I found a rescue in Plano, filled out the pre-adoption form and haven't heard a word back. This was on Thursday. Should I have heard anything back yet?

We're going down to the coast and the pup was near there. We contacted them only to find out he'd been adopted in early June! wish they'd keep those pages updated. It's so disappointing when they're gone but you're always glad they found a home.

Please, if you hear of any adoptable GSD's in our area, reply to this post if you do. We're still looking and not giving up.


----------



## Emoore (Oct 9, 2002)

Don't expect anything to happen really quickly with rescue as far as hearing back, having home visits, etc. We're all unpaid volunteers with families and jobs. Rescue is what we do in our "spare" time. Don't get into a big hurry. Get in touch with lots of rescues, met lots of dogs.
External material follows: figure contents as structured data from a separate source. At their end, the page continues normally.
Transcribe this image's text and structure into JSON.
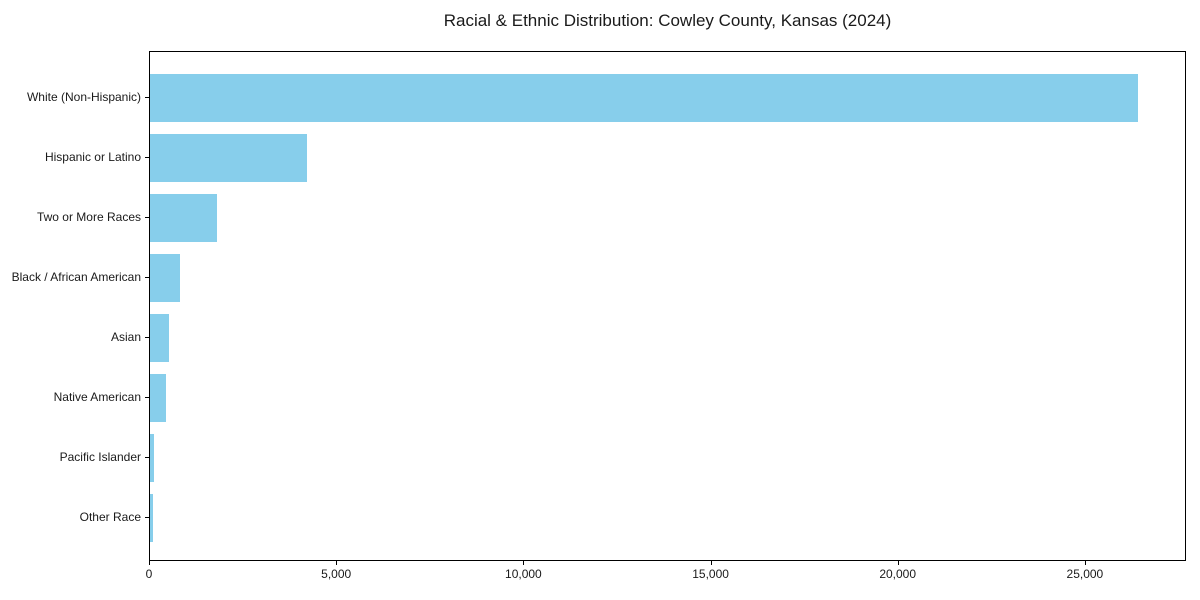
{
  "chart_data": {
    "type": "bar",
    "orientation": "horizontal",
    "title": "Racial & Ethnic Distribution: Cowley County, Kansas (2024)",
    "categories": [
      "White (Non-Hispanic)",
      "Hispanic or Latino",
      "Two or More Races",
      "Black / African American",
      "Asian",
      "Native American",
      "Pacific Islander",
      "Other Race"
    ],
    "values": [
      26400,
      4200,
      1800,
      800,
      500,
      430,
      100,
      70
    ],
    "bar_color": "#87CEEB",
    "xlabel": "",
    "ylabel": "",
    "xlim": [
      0,
      27700
    ],
    "xticks": [
      0,
      5000,
      10000,
      15000,
      20000,
      25000
    ],
    "xtick_labels": [
      "0",
      "5,000",
      "10,000",
      "15,000",
      "20,000",
      "25,000"
    ],
    "grid": false,
    "legend": "none",
    "plot_border_color": "#000000",
    "background_color": "#ffffff"
  }
}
This is NOT something to rush into.


----------



## Hallee (Sep 21, 2010)

I know this is an older thread but I'm going to put in another vote for Austin GSD Rescue. They have events fairly often and the fosters/volunteers are just great. For me, the process went VERY quickly and I had to slow down to make sure I was ready. 

Support after the adoption has been excellent. For a couple weeks, I literally emailed the foster every other day about normal doggie things that come up (but that I didn't expect). She responded every time and was super positive and helpful.

Best bet would be to let them know you are going to a meet and greet. Ask if a particular dog would be available that day. Good luck!


----------



## Stosh (Jun 26, 2010)

Funny, I just got back from the vet's office and he was asking if I knew anyone that wanted to adopt a gsd puppy. Apparently it's 10-12 wks old and was hit by a car. The family that had the pup can't keep him because the husband was seriously injured in a motorcycle accident, they have 4 kids, can't afford to keep the pup. The vet says it will be fine with no lasting injuries- right now he's in a foster home but needs a permanent home.


----------



## Stogey (Jun 29, 2010)

Hallee said:


> I know this is an older thread but I'm going to put in another vote for Austin GSD Rescue. They have events fairly often and the fosters/volunteers are just great. For me, the process went VERY quickly and I had to slow down to make sure I was ready.
> 
> Support after the adoption has been excellent. For a couple weeks, I literally emailed the foster every other day about normal doggie things that come up (but that I didn't expect). She responded every time and was super positive and helpful.
> 
> Best bet would be to let them know you are going to a meet and greet. Ask if a particular dog would be available that day. Good luck!


Hi Hallee, just noticed you're a brand new member, just wanted to say Welcome to the Forum ! I'm just down the street in Kyle ... Austin is a very dog friendly town, but as you said a little breed leary ... check the hike and bike trail around Lady Bird Lake, wonderful place for doggy walks !


----------